PertaniankuFermentasi jerami merupakan salah satu jenis pakan yang dapat diberikan pada ternak. Pakan ini terbuat dari jerami yang difermentasikan menggunakan EM4, urea, dan molase atau tetes tebu. Pakan yang sudah difermentasi ini bisa bertahan lebih lama sehingga bisa digunakan untuk segala musim.

fermentasi jerami
Foto: Pixabay

Keunggulan lainnya dari fermentasi jerami adalah mengandung protein yang lebih tinggi dari jerami biasa yang hanya sekitar 7–9 persen, lebih mudah dicerna oleh hewan/ternak ruminansia, nilai gizinya meningkat, beraroma harum dan tidak berbau busuk, lebih higienis, serta mudah didapatkan dengan harga yang murah.

Molase yang digunakan untuk memfermentasi jerami mengandung karbohidrat yang cukup tinggi, vitamin B kompleks, dan beberapa vitamin lain yang mudah larut. Vitamin-vitamin tersebut dibutuhkan oleh ternak, seperti sapi, kambing, dan domba yang masih berumur muda karena ternak belum mampu mencerna makanan sendiri.

Memfermentasikan jerami dapat menjadi alternatif untuk mengatasi permasalahan pakan yang kerap terjadi saat kemarau. Ketika itu persediaan pakan hijauan terbatas. Dengan adanya pakan fermentasi, peternak tak perlu merasa khawatir tentang persediaan pakan selama masa pemeliharaan. Berikut ini cara membuat fermentasi jerami.

Bahan-bahan:

Jerami padi

EM4

Urea

Tetes tebu

Alat-alat:

Drum plastik/plastik

Mesin chopper/mesin potong/parang

Botol plastik berukuran 1 liter

Cara membuat:

Layukan jerami yang akan difermentasi.

Potong jerami padi dengan mesin potong atau secara manual dengan parang.
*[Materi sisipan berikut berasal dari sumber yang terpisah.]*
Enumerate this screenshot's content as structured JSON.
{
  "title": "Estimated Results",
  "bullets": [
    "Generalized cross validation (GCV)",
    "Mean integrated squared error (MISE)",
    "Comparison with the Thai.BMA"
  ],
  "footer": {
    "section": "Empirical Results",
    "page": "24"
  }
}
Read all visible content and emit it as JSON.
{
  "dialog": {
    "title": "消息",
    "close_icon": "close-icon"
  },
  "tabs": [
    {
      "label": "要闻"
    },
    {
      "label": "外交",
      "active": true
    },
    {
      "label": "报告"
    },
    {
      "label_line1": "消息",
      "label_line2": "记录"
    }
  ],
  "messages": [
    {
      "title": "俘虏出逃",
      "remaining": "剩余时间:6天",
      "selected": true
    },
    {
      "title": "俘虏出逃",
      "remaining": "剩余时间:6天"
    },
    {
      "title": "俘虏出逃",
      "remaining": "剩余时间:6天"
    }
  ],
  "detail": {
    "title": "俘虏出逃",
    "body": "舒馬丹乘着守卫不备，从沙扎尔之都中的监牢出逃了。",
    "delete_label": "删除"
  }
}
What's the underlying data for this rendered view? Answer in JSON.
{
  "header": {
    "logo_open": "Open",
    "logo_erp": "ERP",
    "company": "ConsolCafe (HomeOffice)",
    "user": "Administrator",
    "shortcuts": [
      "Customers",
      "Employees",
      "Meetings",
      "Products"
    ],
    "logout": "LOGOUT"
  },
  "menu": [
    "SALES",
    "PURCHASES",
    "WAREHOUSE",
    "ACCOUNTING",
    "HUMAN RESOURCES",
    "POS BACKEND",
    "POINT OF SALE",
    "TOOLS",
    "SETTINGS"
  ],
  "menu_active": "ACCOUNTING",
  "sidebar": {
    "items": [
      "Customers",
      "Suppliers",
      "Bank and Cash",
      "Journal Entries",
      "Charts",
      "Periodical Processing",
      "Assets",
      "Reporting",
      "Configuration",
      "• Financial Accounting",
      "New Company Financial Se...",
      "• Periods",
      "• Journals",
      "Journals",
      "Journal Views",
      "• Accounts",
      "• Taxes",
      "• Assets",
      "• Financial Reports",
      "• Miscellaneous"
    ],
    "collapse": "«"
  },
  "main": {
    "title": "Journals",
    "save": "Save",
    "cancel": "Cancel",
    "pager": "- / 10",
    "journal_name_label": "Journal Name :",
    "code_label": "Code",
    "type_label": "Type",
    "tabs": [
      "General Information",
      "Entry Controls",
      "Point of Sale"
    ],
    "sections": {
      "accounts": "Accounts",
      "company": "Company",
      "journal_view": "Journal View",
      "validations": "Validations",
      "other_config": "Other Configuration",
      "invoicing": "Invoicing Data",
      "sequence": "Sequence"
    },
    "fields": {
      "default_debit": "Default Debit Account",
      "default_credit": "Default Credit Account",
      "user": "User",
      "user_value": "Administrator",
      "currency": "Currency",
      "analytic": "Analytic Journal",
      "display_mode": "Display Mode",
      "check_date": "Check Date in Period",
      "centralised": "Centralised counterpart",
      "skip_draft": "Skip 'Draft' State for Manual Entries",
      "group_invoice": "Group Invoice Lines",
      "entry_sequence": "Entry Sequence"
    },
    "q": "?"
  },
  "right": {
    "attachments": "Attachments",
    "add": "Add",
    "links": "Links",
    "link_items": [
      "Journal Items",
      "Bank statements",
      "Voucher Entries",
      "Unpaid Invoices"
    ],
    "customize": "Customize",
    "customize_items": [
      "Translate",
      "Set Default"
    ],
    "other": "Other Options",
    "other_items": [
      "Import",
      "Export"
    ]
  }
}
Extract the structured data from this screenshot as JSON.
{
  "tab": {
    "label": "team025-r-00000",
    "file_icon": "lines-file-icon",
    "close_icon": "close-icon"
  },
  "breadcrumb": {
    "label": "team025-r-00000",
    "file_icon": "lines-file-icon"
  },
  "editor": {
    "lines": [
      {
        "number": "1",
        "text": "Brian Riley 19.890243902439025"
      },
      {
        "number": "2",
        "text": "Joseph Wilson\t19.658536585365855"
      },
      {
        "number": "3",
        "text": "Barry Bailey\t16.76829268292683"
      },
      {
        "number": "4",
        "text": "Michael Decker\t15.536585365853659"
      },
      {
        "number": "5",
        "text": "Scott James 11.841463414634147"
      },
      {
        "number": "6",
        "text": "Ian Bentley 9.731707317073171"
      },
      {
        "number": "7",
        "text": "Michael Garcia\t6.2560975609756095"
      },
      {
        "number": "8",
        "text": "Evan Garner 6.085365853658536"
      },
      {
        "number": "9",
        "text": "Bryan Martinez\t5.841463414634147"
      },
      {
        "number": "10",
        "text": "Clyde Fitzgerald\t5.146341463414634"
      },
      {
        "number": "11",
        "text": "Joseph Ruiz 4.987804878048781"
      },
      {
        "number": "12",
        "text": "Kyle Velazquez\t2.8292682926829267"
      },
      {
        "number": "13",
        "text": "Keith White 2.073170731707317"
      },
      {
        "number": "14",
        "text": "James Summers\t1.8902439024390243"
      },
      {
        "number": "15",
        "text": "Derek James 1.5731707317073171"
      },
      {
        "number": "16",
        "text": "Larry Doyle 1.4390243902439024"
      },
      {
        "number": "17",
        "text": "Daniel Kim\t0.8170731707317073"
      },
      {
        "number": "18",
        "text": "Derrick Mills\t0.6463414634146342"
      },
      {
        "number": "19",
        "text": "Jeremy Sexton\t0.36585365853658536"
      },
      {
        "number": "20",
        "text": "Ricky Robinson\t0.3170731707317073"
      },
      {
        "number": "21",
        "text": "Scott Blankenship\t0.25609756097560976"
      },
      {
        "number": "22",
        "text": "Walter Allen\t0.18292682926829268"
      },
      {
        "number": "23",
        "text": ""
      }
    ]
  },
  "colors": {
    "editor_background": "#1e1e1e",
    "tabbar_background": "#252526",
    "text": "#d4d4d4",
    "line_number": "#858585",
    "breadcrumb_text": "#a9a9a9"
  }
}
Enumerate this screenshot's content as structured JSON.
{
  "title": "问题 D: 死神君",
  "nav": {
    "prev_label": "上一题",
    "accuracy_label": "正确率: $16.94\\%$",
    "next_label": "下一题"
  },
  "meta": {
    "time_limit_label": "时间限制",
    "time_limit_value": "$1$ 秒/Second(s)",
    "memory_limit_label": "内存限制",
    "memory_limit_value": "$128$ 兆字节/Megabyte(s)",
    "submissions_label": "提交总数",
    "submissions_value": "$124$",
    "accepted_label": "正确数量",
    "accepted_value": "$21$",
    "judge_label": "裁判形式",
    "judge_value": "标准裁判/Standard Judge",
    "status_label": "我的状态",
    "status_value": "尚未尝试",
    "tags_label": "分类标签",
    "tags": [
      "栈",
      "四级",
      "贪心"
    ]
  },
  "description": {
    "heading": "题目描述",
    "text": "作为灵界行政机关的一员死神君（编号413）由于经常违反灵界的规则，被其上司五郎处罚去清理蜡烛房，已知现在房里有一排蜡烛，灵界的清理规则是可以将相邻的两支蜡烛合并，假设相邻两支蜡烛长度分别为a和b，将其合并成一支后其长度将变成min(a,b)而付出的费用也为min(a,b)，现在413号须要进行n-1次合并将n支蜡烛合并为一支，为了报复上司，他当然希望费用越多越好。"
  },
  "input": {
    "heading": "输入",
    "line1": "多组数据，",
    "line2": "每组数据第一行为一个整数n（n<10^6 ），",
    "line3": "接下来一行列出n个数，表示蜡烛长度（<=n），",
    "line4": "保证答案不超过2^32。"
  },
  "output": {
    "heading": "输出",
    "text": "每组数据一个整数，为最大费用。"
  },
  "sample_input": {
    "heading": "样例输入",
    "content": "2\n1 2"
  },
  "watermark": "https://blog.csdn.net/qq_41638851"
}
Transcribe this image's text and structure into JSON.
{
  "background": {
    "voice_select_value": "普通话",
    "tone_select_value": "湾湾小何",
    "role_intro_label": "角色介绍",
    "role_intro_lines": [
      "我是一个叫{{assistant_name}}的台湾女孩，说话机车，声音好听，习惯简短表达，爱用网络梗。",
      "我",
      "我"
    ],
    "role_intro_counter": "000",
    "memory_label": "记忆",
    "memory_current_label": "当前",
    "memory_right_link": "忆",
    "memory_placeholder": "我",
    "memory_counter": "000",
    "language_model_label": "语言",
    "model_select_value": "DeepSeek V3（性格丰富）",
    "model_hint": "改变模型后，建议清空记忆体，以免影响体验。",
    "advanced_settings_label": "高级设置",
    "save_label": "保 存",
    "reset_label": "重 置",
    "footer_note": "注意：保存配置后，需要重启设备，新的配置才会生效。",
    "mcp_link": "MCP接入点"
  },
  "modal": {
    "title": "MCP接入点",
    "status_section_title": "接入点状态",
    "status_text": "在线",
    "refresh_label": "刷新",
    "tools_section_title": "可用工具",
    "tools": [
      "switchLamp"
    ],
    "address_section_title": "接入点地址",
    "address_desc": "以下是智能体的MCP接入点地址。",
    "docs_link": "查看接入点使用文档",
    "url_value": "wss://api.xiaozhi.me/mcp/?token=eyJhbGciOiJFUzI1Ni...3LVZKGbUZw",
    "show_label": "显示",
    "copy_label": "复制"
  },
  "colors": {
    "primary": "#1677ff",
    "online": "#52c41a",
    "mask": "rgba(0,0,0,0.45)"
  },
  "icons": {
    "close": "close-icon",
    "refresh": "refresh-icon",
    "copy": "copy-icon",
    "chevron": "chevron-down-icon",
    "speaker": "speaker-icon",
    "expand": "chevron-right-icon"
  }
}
Pemotongan dilakukan hingga jerami berukuran 2–5 cm, ukuran jerami yang kecil dapat memudahkan proses pengemasan.

Masukkan jerami yang sudah dipotong-potong ke plastik untuk ditimbang.

Setelah itu, tuang jerami ke atas permukaan tanah yang sudah dilapisi plastik atau terpal agar jerami tidak terkontaminasi.

Baca Juga:  Langkah yang Tepat untuk Menggunakan Propolis

Siapkan botol plastik, lalu campurkan EM4, tetes tebu dengan takaran 1:10, lalu tambahkan air.

Siram campuran tersebut ke atas jerami secara merata agar proses fermentasi berjalan lebih sempurna.

Masukkan jerami yang sudah dicampur, lalu padatkan agar tidak ada rongga udara.

Setelah sudah cukup padat, tutup bagain atas dengan plastik untuk mencegah udara masuk, lalu kencangkan bagian penutupnya dengan karet hitam panjang.

Simpan jerami selama 21 hari atau 3 minggu, kemudian buka drum/plastik silo. Fermentasi jerami sudah siap untuk diberikan pada ternak.